L'endurance des super-héros n'existe pas. Voici ce que fait réellement votre corps.​

​« Un grand pouvoir implique une grande maîtrise de soi ? » Apprenez à dompter votre « sens d'araignée » au lit en comprenant la biologie de la phase d'approche et le point de non-retour.​

Ethan Brooks
3 min read

Le film le plus regardé sur la planète en ce moment est un Spider-Man. Brand New Day a franchi la barre du milliard de dollars en six jours, et l’attrait est le même que d’habitude avec Spidey : un type qui se prend un immeuble s’effondrant sur la poitrine, se relève, et ne s’épuise jamais. C’est un pur plaisir à regarder.

Voici le problème : ce fantasme du “ne jamais s’épuiser” ne reste pas sur l’écran. Il suit les hommes jusque dans leur lit. Et au lit, votre corps joue selon des règles dont Spider-Man n’a jamais entendu parler.

Commencez par un chiffre, car il démolit discrètement tout le mythe.
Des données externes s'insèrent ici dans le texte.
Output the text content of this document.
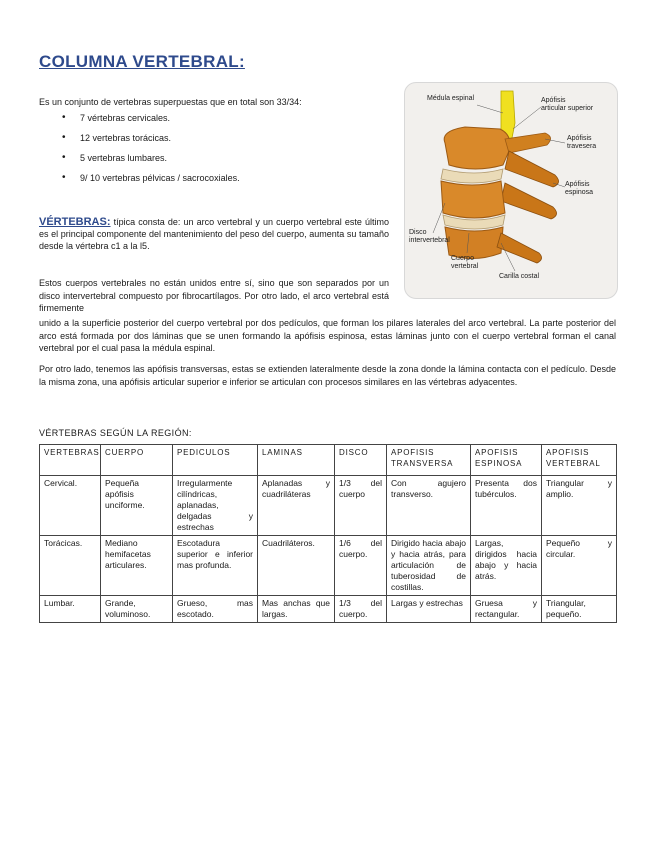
COLUMNA VERTEBRAL:

Es un conjunto de vertebras superpuestas que en total son 33/34:

• 7 vértebras cervicales.
• 12 vertebras torácicas.
• 5 vertebras lumbares.
• 9/ 10 vertebras pélvicas / sacrocoxiales.

VÉRTEBRAS: típica consta de: un arco vertebral y un cuerpo vertebral este último es el principal componente del mantenimiento del peso del cuerpo, aumenta su tamaño desde la vértebra c1 a la l5.

Estos cuerpos vertebrales no están unidos entre sí, sino que son separados por un disco intervertebral compuesto por fibrocartílagos. Por otro lado, el arco vertebral está firmemente

unido a la superficie posterior del cuerpo vertebral por dos pedículos, que forman los pilares laterales del arco vertebral. La parte posterior del arco está formada por dos láminas que se unen formando la apófisis espinosa, estas láminas junto con el cuerpo vertebral forman el canal vertebral por el cual pasa la médula espinal.

Por otro lado, tenemos las apófisis transversas, estas se extienden lateralmente desde la zona donde la lámina contacta con el pedículo. Desde la misma zona, una apófisis articular superior e inferior se articulan con procesos similares en las vértebras adyacentes.

Médula espinal	Apófisis
articular superior
Apófisis
travesera
Apófisis
espinosa
Disco
intervertebral
Cuerpo
vertebral
Carilla costal

VÉRTEBRAS SEGÚN LA REGIÓN:

VERTEBRAS	CUERPO	PEDICULOS	LAMINAS	DISCO	APOFISIS TRANSVERSA	APOFISIS ESPINOSA	APOFISIS VERTEBRAL
Cervical.	Pequeña apófisis unciforme.	Irregularmente cilíndricas, aplanadas, delgadas y estrechas	Aplanadas y cuadriláteras	1/3 del cuerpo	Con agujero transverso.	Presenta dos tubérculos.	Triangular y amplio.
Torácicas.	Mediano hemifacetas articulares.	Escotadura superior e inferior mas profunda.	Cuadriláteros.	1/6 del cuerpo.	Dirigido hacia abajo y hacia atrás, para articulación de tuberosidad de costillas.	Largas, dirigidos hacia abajo y hacia atrás.	Pequeño y circular.
Lumbar.	Grande, voluminoso.	Grueso, mas escotado.	Mas anchas que largas.	1/3 del cuerpo.	Largas y estrechas	Gruesa y rectangular.	Triangular, pequeño.
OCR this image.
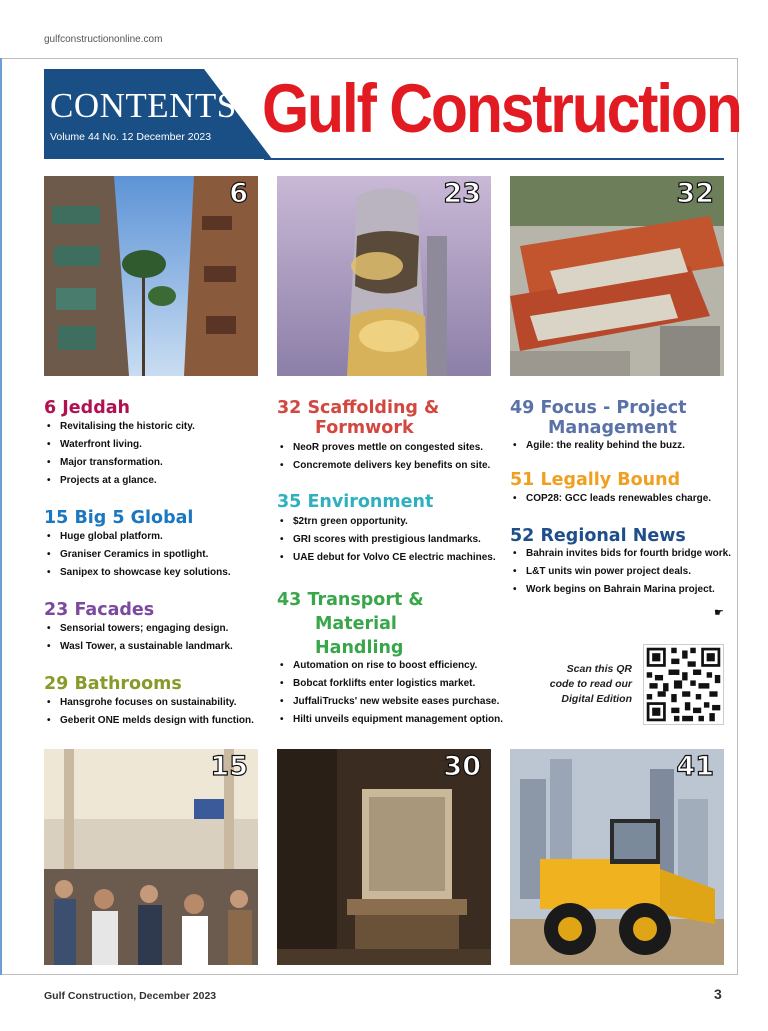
gulfconstructiononline.com
CONTENTS
Volume 44 No. 12 December 2023 Gulf Construction
6	23	32
6 Jeddah
• Revitalising the historic city.
• Waterfront living.
• Major transformation.
• Projects at a glance.
15 Big 5 Global
• Huge global platform.
• Graniser Ceramics in spotlight.
• Sanipex to showcase key solutions.
23 Facades
• Sensorial towers; engaging design.
• Wasl Tower, a sustainable landmark.
29 Bathrooms
• Hansgrohe focuses on sustainability.
• Geberit ONE melds design with function.
32 Scaffolding &
Formwork
• NeoR proves mettle on congested sites.
• Concremote delivers key benefits on site.
35 Environment
• $2trn green opportunity.
• GRI scores with prestigious landmarks.
• UAE debut for Volvo CE electric machines.
43 Transport &
Material
Handling
• Automation on rise to boost efficiency.
• Bobcat forklifts enter logistics market.
• JuffaliTrucks' new website eases purchase.
• Hilti unveils equipment management option.
49 Focus - Project
Management
• Agile: the reality behind the buzz.
51 Legally Bound
• COP28: GCC leads renewables charge.
52 Regional News
• Bahrain invites bids for fourth bridge work.
• L&T units win power project deals.
• Work begins on Bahrain Marina project.
☛
Scan this QR
code to read our
Digital Edition
15	30	41
Gulf Construction, December 2023	3
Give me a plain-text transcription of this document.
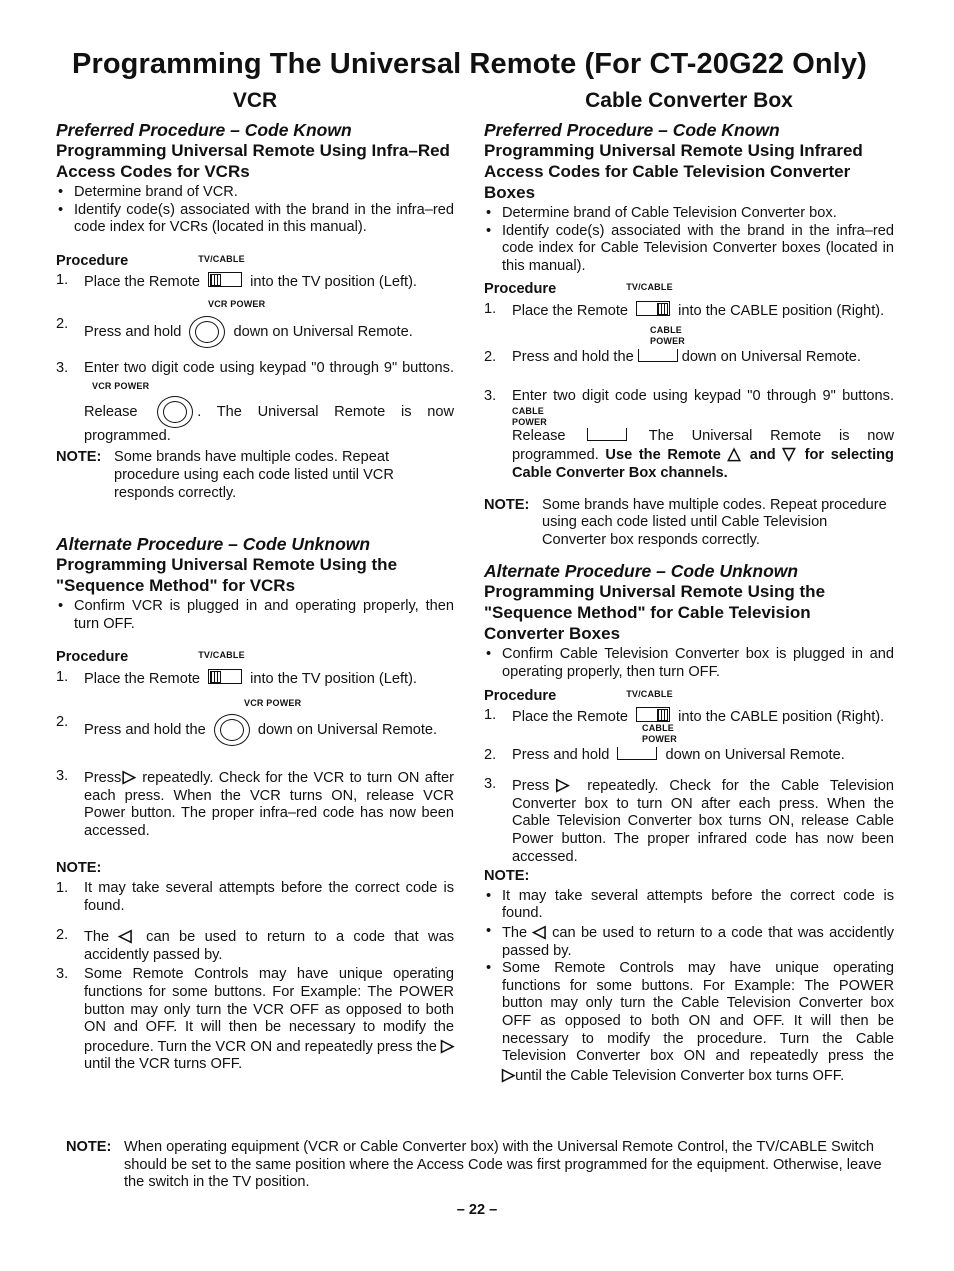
Programming The Universal Remote (For CT-20G22 Only)
VCR
Preferred Procedure – Code Known
Programming Universal Remote Using Infra–Red Access Codes for VCRs
• Determine brand of VCR.
• Identify code(s) associated with the brand in the infra–red code index for VCRs (located in this manual).
Procedure	TV/CABLE
1.	Place the Remote	into the TV position (Left).
VCR POWER
2.	Press and hold	down on Universal Remote.
3.	Enter two digit code using keypad "0 through 9" buttons. VCR POWER
Release	. The Universal Remote is now programmed.
NOTE: Some brands have multiple codes. Repeat procedure using each code listed until VCR responds correctly.
Alternate Procedure – Code Unknown
Programming Universal Remote Using the "Sequence Method" for VCRs
• Confirm VCR is plugged in and operating properly, then turn OFF.
Procedure	TV/CABLE
1.	Place the Remote	into the TV position (Left).
VCR POWER
2.	Press and hold the	down on Universal Remote.
3.	Press▷ repeatedly. Check for the VCR to turn ON after each press. When the VCR turns ON, release VCR Power button. The proper infra–red code has now been accessed.
NOTE:
1.	It may take several attempts before the correct code is found.
2.	The ◁ can be used to return to a code that was accidently passed by.
3.	Some Remote Controls may have unique operating functions for some buttons. For Example: The POWER button may only turn the VCR OFF as opposed to both ON and OFF. It will then be necessary to modify the procedure. Turn the VCR ON and repeatedly press the ▷ until the VCR turns OFF.
Cable Converter Box
Preferred Procedure – Code Known
Programming Universal Remote Using Infrared Access Codes for Cable Television Converter Boxes
• Determine brand of Cable Television Converter box.
• Identify code(s) associated with the brand in the infra–red code index for Cable Television Converter boxes (located in this manual).
Procedure	TV/CABLE
1.	Place the Remote	into the CABLE position (Right).
CABLE POWER
2.	Press and hold the	down on Universal Remote.
3.	Enter two digit code using keypad "0 through 9" buttons. CABLE POWER
Release	The Universal Remote is now programmed. Use the Remote △ and ▽ for selecting Cable Converter Box channels.
NOTE: Some brands have multiple codes. Repeat procedure using each code listed until Cable Television Converter box responds correctly.
Alternate Procedure – Code Unknown
Programming Universal Remote Using the "Sequence Method" for Cable Television Converter Boxes
• Confirm Cable Television Converter box is plugged in and operating properly, then turn OFF.
Procedure	TV/CABLE
1.	Place the Remote	into the CABLE position (Right).
CABLE POWER
2.	Press and hold	down on Universal Remote.
3.	Press▷ repeatedly. Check for the Cable Television Converter box to turn ON after each press. When the Cable Television Converter box turns ON, release Cable Power button. The proper infrared code has now been accessed.
NOTE:
• It may take several attempts before the correct code is found.
• The ◁ can be used to return to a code that was accidently passed by.
• Some Remote Controls may have unique operating functions for some buttons. For Example: The POWER button may only turn the Cable Television Converter box OFF as opposed to both ON and OFF. It will then be necessary to modify the procedure. Turn the Cable Television Converter box ON and repeatedly press the ▷until the Cable Television Converter box turns OFF.
NOTE: When operating equipment (VCR or Cable Converter box) with the Universal Remote Control, the TV/CABLE Switch should be set to the same position where the Access Code was first programmed for the equipment. Otherwise, leave the switch in the TV position.
– 22 –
En 2005, un chercheur nommé Marcel Waldinger a fait ce que personne n’avait pris la peine de faire correctement auparavant. Il a confié à 500 couples répartis dans cinq pays un chronomètre et leur a demandé de mesurer la durée réelle de leurs rapports sexuels, pendant un mois, à domicile. Pas 30 minutes. Pas le chiffre qu’un certain coin d’Internet ne cesse de suggérer et que vous n’arriveriez pas à atteindre.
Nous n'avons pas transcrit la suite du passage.